The text is not clear as to when this first marriage actually takes place. Whether it was from the onset of woman’s creation or man’s acceptance of her in v. 23, it is clear from the text that present in these two first human beings exists the first marriage: “Therefore a man shall leave his father and his mother and hold fast to his wife, and they shall become one flesh” (2:24). They become a new unit within the community; more so, they now share the closest relationship possible amongst two human beings, closer than a father and a son or a mother and a daughter.
As the biblical storyline unfolds, this theme of marriage begins to be picked up as a way of describing God’s relationship to his people (Jer 2:2-3; Isa 62:5). For this reason, the New Testament very naturally appeals to this institution as a means of describing the relationship that exists between Christ and his church. (Eph 5:30-35, Rev 19:7-9). Marriage’s purpose, then, from the vantage point of all of Scripture, is to reflect this heavenly reality.
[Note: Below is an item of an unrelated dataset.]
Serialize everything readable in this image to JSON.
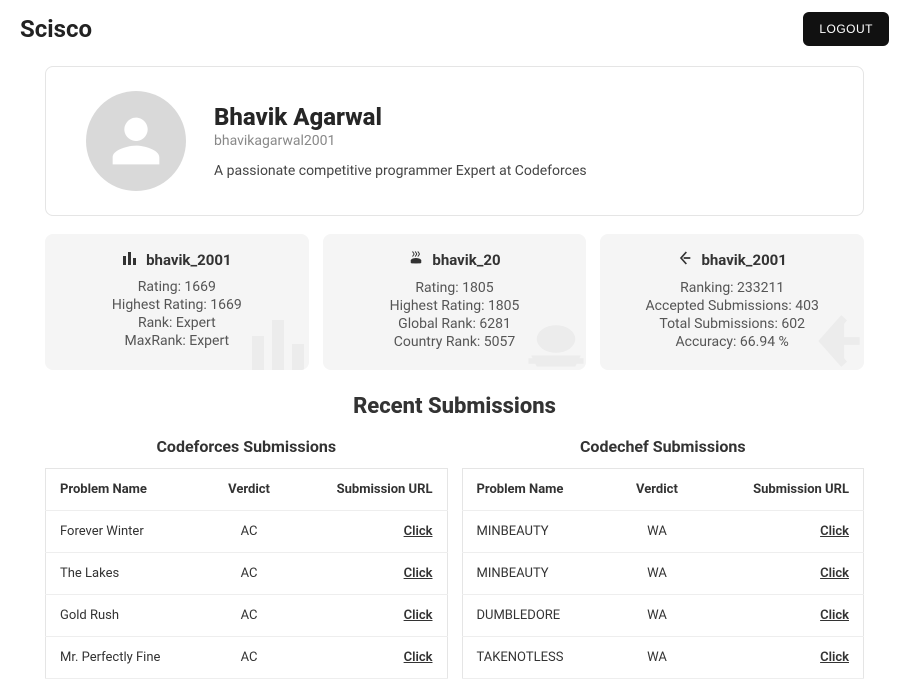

It is not merely marriage that is displayed in the Gospel; but rather, it is the Gospel which is to be on display in our marriages. Just as the first man and woman were members of the same body after their union, so it is with Christ and his bride, the church.
Let us, therefore, appeal to the Gospel of our Lord Jesus as we interact with each other within our marriages, remembering we reflect the reality that exists between Christ and his bride, namely that he “gave himself up for her, that he might sanctify her, having cleansed her by the washing of water with the word, so that he might present the church to himself in splendor, without spot or wrinkle or any such thing, that she might be holy and without blemish” (Eph 5:26-27).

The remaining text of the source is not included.